Welchen Betrag bekäme der Selbständige, wenn er ein angemessenes Dienstverhältnis eingegangen wäre?

Welchen Betrag bekäme der Selbständige, wenn er ein angemessenes Dienstverhältnis eingegangen wäre?
02.10.2013502 Mal gelesen
Ein Beschluss des Bundesgerichtshofes zeigt, dass es einer sorgfältigen Untersuchung bedarf, bevor man einem selbständigen Schuldner vorwerfen kann, er habe nicht die Zahlungen an den Treuhänder geleistet, die er in einem angesessenen Dienstverhältnis hätte leisten können.

Nach der Insolvenzordnung obliegt es einem selbständig tätigen Schuldner, die Insolvenzgläubiger durch Zahlungen an den Treuhänder so zu stellen, wie wenn er ein angemessenes Dienstverhältnis eingegangen wäre. Doch um welchen Betrag handelt es sich hierbei?

 

Über das Vermögen des Schuldners wurde auf seinen Antrag am 7. Juli 2003 das Insolvenzverfahren eröffnet. Am 15. April 2005 wurde ihm die Restschuldbefreiung angekündigt. Am 30. Juni 2005 wurde das Insolvenzverfahren aufgehoben.
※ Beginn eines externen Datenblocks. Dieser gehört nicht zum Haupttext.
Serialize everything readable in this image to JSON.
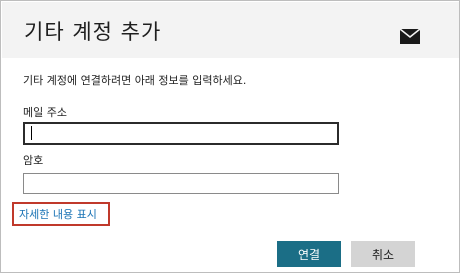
{
  "dialog": {
    "title": "기타 계정 추가",
    "icon": "mail-icon",
    "instruction": "기타 계정에 연결하려면 아래 정보를 입력하세요."
  },
  "form": {
    "email_label": "메일 주소",
    "email_value": "",
    "password_label": "암호",
    "password_value": "",
    "show_more_link": "자세한 내용 표시"
  },
  "buttons": {
    "connect_label": "연결",
    "cancel_label": "취소"
  },
  "colors": {
    "accent": "#1b6e86",
    "link": "#1a73b5",
    "highlight_box": "#c0392b"
  }
}
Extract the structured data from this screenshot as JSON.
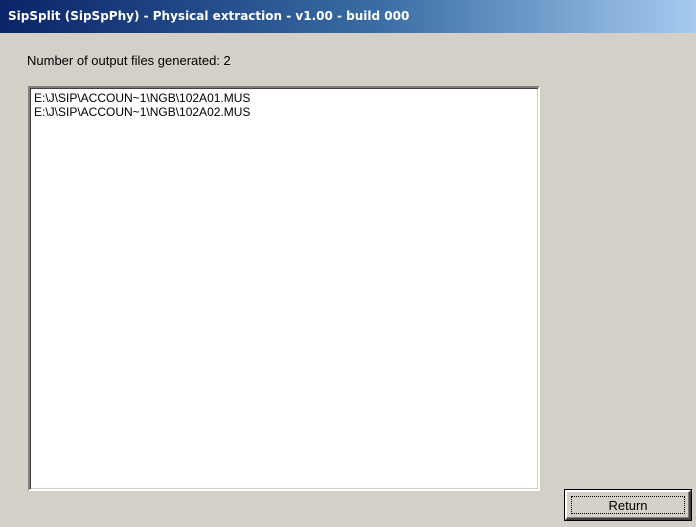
{
  "window": {
    "title": "SipSplit (SipSpPhy) - Physical extraction - v1.00 - build 000"
  },
  "status": {
    "label": "Number of output files generated: 2"
  },
  "output_files": [
    "E:\\J\\SIP\\ACCOUN~1\\NGB\\102A01.MUS",
    "E:\\J\\SIP\\ACCOUN~1\\NGB\\102A02.MUS"
  ],
  "buttons": {
    "return_label": "Return"
  },
  "colors": {
    "titlebar_start": "#0a246a",
    "titlebar_end": "#a6caf0",
    "window_bg": "#d4d0c8",
    "list_bg": "#ffffff"
  }
}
Von Juli 2005 bis Juni 2009 leistete der Schuldner, der während der Wohlverhaltensphase selbständig tätig war, unregelmäßig Zahlungen an den Treuhänder in Höhe von insgesamt 1.890 €. In seinen jährlichen Ausschüttungsberichten errechnete dieser unter Zugrundelegung eines fiktiven monatlichen Nettoeinkommens in Höhe von 1.427,64 € für den oben angegebenen Zeitraum einen Fehlbetrag von 12.721,20 €.

Ein Gläubiger beantragte die Restschuldbefreiungsversagung. Das Insolvenzgericht erteilte die Restschuldbefreiung. Auf die sofortige Beschwerde des Gläubigers versagte das Landgericht dem Schuldner die Restschuldbefreiung. Der Schuldner erhob Rechtsbeschwerde.

 

Der Bundesgerichtshof hob die Entscheidung des Landgerichts auf und wies die Sache an das Landgericht zurück.

Maßgebend für den vom Schuldner an den Treuhänder abzuführenden Betrag sei allein, wie viel der Schuldner in einem angemessenen Dienstverhältnis hätte verdienen können. Hätte er so viel verdienen können, dass der Pfändungsfreibetrag überstiegen wäre, hätte er den Differenzbetrag an den Treuhänder abführen müssen. Lag dieser Betrag höher als der tatsächlich abgeführte Betrag, stellt die Nichtabführung in Höhe der Differenz die Obliegenheitsverletzung dar.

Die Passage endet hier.